Having played together since Punjab U-12 days, they know each other's game well and switch gears and swap roles long before the opposition can figure what is unfolding.

If one looks at their scoring pattern, Abhishek prefers the aerial route while Gill bisects the fielders on both sides with a surgeon's precision.

If Abhishek prefers heavy hitting, Gill's go-to method is silken grace.

'India vs Pak no rivalry'

Suryakumar has urged everyone to stop calling the contests against Pakistan a meaningful "rivalry" given how his team has dominated the arch-rivals.

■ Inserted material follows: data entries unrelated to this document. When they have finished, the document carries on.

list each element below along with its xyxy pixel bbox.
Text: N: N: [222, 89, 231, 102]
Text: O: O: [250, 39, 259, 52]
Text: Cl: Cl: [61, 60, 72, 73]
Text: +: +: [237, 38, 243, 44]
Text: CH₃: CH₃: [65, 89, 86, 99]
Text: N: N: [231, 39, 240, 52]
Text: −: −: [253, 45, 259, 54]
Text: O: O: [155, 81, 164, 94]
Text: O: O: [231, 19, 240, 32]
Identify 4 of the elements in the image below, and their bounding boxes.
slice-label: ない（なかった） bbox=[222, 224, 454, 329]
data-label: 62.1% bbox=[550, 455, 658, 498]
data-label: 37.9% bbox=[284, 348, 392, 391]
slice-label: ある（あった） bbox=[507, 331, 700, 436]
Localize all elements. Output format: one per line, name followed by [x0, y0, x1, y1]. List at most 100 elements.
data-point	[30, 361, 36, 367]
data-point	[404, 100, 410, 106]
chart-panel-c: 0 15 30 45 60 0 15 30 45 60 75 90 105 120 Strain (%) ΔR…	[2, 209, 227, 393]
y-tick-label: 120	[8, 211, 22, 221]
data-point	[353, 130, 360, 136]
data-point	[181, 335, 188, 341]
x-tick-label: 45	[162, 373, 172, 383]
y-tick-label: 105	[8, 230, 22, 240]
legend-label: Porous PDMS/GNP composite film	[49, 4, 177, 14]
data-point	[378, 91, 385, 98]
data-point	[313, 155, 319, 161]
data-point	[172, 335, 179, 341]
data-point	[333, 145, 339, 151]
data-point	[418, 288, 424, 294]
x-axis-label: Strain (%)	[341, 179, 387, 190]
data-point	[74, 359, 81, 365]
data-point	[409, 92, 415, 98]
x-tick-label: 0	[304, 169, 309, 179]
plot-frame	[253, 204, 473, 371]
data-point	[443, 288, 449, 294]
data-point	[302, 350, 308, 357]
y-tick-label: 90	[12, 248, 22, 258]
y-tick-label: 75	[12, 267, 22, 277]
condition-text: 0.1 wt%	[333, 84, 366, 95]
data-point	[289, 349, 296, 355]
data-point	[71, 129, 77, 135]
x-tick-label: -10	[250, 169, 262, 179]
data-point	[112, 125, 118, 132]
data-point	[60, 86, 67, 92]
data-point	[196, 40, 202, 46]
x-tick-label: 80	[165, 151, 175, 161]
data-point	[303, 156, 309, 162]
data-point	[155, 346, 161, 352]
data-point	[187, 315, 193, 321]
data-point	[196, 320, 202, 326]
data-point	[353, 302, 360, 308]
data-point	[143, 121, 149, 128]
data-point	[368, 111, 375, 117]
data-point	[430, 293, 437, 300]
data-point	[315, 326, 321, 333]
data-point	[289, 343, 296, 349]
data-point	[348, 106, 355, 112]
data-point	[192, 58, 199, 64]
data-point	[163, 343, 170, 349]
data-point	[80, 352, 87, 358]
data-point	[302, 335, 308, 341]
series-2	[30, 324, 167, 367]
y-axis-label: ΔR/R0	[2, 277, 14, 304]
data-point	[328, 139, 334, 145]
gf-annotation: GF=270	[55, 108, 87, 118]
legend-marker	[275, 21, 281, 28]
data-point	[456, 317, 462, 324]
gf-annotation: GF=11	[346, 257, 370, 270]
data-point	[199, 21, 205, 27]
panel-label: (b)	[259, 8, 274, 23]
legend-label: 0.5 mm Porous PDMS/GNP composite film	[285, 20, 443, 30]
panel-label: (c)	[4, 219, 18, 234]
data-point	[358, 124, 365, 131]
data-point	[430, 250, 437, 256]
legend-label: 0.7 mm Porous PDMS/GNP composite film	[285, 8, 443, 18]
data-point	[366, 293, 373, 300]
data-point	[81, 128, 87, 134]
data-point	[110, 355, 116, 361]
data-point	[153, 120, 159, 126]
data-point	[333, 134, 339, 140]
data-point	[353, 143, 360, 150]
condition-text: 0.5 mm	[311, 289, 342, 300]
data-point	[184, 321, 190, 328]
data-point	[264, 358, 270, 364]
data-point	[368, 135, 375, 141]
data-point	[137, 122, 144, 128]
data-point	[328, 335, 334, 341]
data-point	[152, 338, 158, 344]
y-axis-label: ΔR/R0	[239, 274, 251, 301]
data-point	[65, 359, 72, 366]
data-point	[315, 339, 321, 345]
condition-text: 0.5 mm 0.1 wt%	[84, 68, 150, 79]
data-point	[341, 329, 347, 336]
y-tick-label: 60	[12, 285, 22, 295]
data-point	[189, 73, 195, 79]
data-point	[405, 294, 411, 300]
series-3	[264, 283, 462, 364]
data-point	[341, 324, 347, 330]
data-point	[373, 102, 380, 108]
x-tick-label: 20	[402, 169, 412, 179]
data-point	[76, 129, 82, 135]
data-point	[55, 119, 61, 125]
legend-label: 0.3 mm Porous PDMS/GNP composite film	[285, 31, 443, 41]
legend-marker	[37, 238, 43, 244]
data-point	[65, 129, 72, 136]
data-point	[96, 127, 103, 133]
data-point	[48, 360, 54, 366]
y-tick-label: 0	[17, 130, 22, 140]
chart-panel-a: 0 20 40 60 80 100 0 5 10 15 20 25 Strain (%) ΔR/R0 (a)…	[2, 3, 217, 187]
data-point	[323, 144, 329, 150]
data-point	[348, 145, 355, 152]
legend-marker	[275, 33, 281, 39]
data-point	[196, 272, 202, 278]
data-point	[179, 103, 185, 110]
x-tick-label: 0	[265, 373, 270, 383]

India and Pakistan have faced each other 15 times in T20 Internationals, with the reigning world champions winning 12 of those encounters.

After the comprehensive win on Sunday night here, the proverbial question on the gulf between the two teams was thrown at Suryakumar by a senior Pakistani journalist.

"Sir, my request is that we should now stop calling India vs Pakistan matches a rivalry," Suryakumar responded with a smile.

When the scribe clarified that he was referring to "standards, and not the rivalry", the Indian skipper said it hardly makes things any different.

"Sir, rivalry and standard are all the same. Now what is a rivalry? If two teams have played 15 matches and it's 8-7, that's a rivalry. Here it's 13-1 (12-3) or something. There is no contest," he said.